Our aim must also be to encourage regional integration. The Middle East and North Africa region is one of the least integrated in the world. This lack of trade and economic integration hinders foreign investments and increases unemployment. To help pave the way for the necessary step-change, yesterday I chaired two regional initiatives in Rome: the 5+5 Ministerial meeting, which I presided over with my Tunisian colleague, and the Foromed. All the participants sent a clear message in favour of stronger linkages and fewer barriers across the region.
However, there is no country in Europe that is able, alone, to win all these challenges. Not even a country like Italy, in spite of its strong geographical and historic ties with the Mediterranean. Europe should speak with a single voice. This is the best way for Europe to safeguard its soft power and its reputation as a well-governed entity that attracts and can influence the Arab region. Italy counts on its partners to define and implement a cohesive European strategy in the Mediterranean.
Let me spend a few more words on the critical situation that Syria and the Syrian people are living through in these tragic hours. Military attacks have increased over the last few weeks, in particular after the veto against the Security Council Resolution. The situation is unacceptable. This horrible bloodshed must stop now. Italy and Germany have firmly condemned the repression by the Syrian authorities. We have deplored the brutal use of force, calling for an immediate end to the violence.
Unfortunately, our appeals have so far not been met by the Syrian leadership. So the international community must take stronger, coordinated action. I am in close contact with my EU, Arab, US and Turkish colleagues. And I can tell you that Italy is ready to support targeted EU and UN measures for a political and peaceful solution, including a joint UN-Arab League peacekeeping mission to observe the implementation of the cease-fire. The last UN General Assembly resolution also sent out a strong and timely signal.
Giving concrete signs of solidarity to the Syrian people is imperative. They are struggling for the right to live. They want freedom and security, and they are paying a terrible price for it.

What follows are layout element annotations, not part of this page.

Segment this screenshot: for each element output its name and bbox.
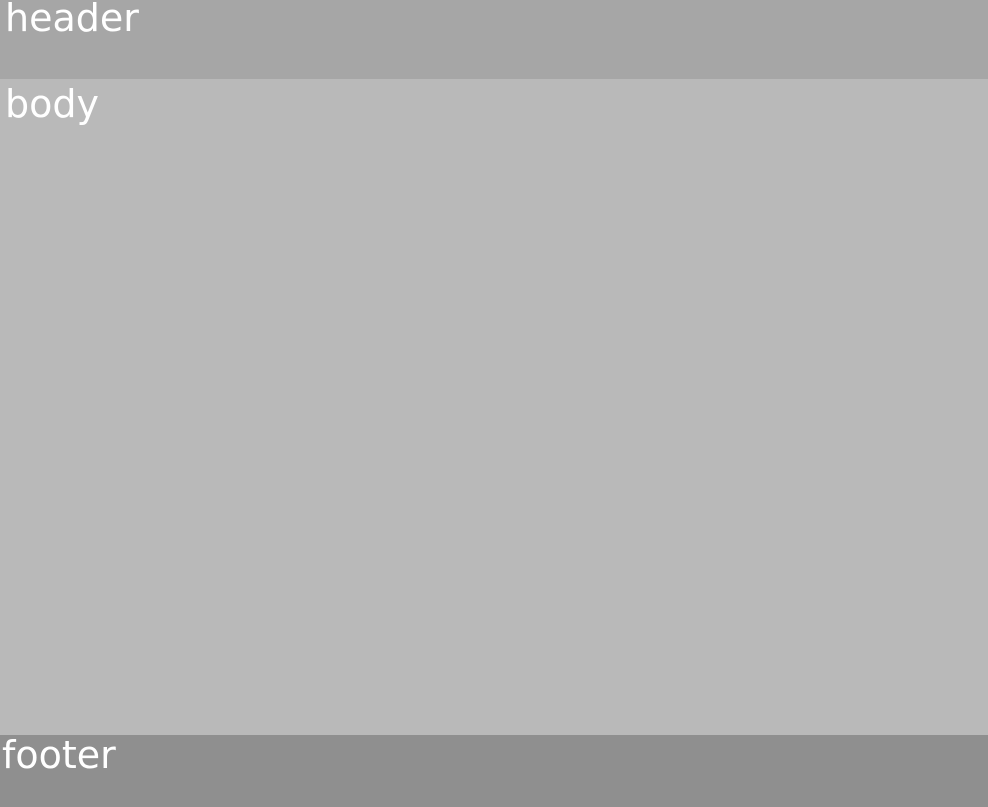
- footer-label: footer: [2, 733, 116, 777]
- footer-region: footer: [0, 735, 988, 807]
- header-label: header: [5, 0, 139, 40]
- body-region: body: [0, 79, 988, 735]
- header-region: header: [0, 0, 988, 79]
- body-label: body: [5, 82, 99, 126]
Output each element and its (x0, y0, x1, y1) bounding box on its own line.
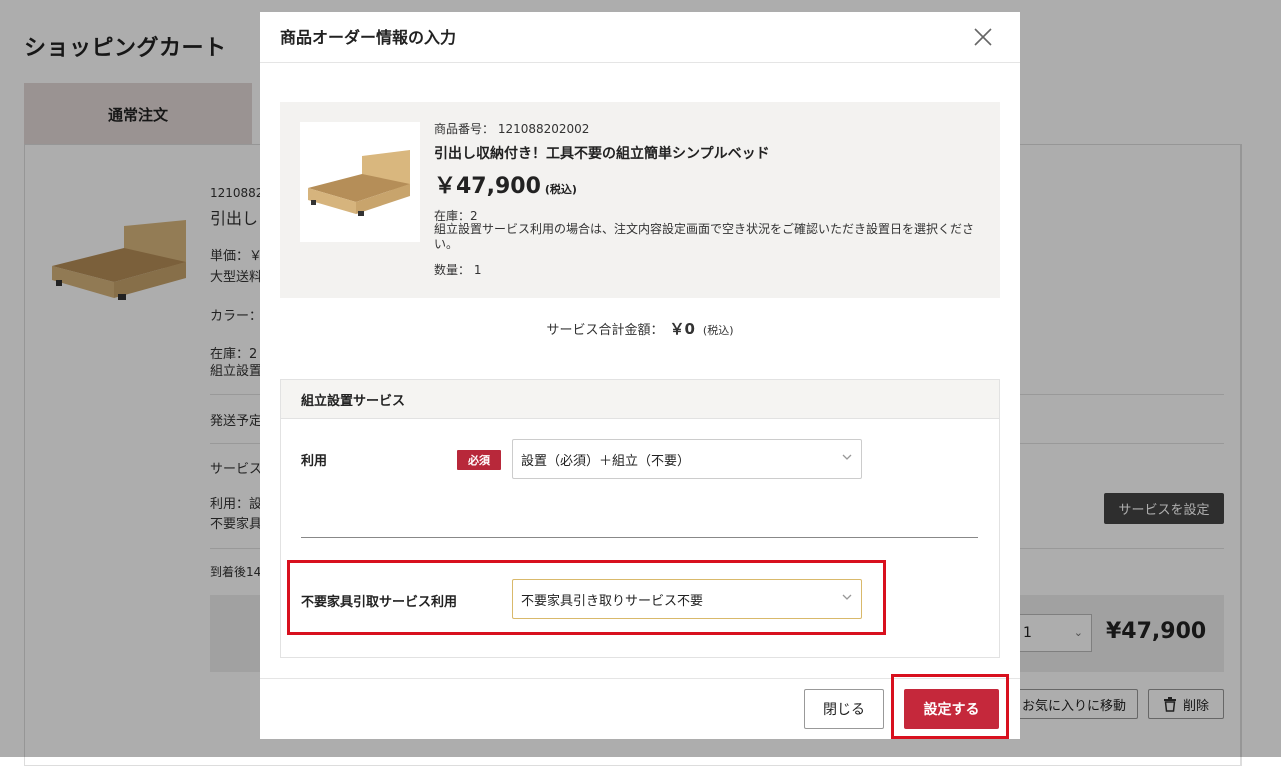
divider (301, 537, 978, 538)
usage-label: 利用 (301, 454, 328, 469)
modal-title: 商品オーダー情報の入力 (280, 28, 457, 47)
product-summary: 商品番号： 121088202002 引出し収納付き！工具不要の組立簡単シンプル… (280, 102, 1000, 298)
product-number: 商品番号： 121088202002 (434, 122, 590, 136)
required-badge: 必須 (457, 450, 501, 470)
close-button[interactable]: 閉じる (804, 689, 884, 729)
assembly-service-header: 組立設置サービス (281, 380, 999, 419)
highlight-frame (287, 560, 886, 635)
service-total-label: サービス合計金額： (546, 323, 664, 338)
service-total-amount: ￥0 (669, 320, 695, 338)
product-note: 組立設置サービス利用の場合は、注文内容設定画面で空き状況をご確認いただき設置日を… (434, 222, 975, 251)
modal-header: 商品オーダー情報の入力 (260, 12, 1020, 63)
usage-select-value: 設置（必須）＋組立（不要） (521, 453, 691, 469)
product-quantity: 数量： 1 (434, 263, 482, 277)
product-price-block: ￥47,900 (税込) (434, 168, 577, 200)
order-info-modal: 商品オーダー情報の入力 商品番号： 121088202002 引出し収納付き！工… (260, 12, 1020, 739)
product-image (300, 122, 420, 242)
service-total-tax: (税込) (702, 324, 734, 337)
highlight-frame (891, 674, 1009, 739)
close-icon[interactable] (970, 24, 996, 50)
assembly-service-title: 組立設置サービス (301, 394, 406, 409)
usage-select[interactable]: 設置（必須）＋組立（不要） (512, 439, 862, 479)
chevron-down-icon (842, 454, 852, 460)
product-price: ￥47,900 (434, 174, 541, 199)
product-price-tax: (税込) (544, 183, 577, 196)
product-name: 引出し収納付き！工具不要の組立簡単シンプルベッド (434, 146, 770, 162)
service-total: サービス合計金額： ￥0 (税込) (260, 318, 1020, 339)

I attach great expectations to the meeting of the Friends of Syria scheduled for Friday in Tunis.
Ladies and Gentlemen,
Italy feels a great need for more Europe. If we had not succeeded in our epoch-making inventions, Europe – as a geographical location – would have continued to exist. However, in this globalised world, in which the actors are protagonists only when they are big enough to make a difference, the small states of a fragmented Europe would have been doomed to irrelevance. More Europe means that every member state should avoid pursuing narrow self-interested goals that run counter to the higher European ones.
I am confident. Europe’s crises have historically been overcome with a further advance in European integration. Europe, unlike clocks, does not advance at a regular pace. It grows, like children, in fits and starts. Hopefully, even the present crisis might provide the opportunity to complete the tasks too long delayed in the European agenda. It’s time to take strategic decisions to move forward, not to stop time. Even Oskar allowed himself to give up the tin drum and eventually grow because he recognised that freedom is found through decisions, not through standing still.
Europeans can continue to create their future together. Germany and Italy can inspire this creative process by taking on their special responsibilities as founding members of the European Union. It is in our core interest to protect and develop the epoch-making inventions that we have conceived and produced together.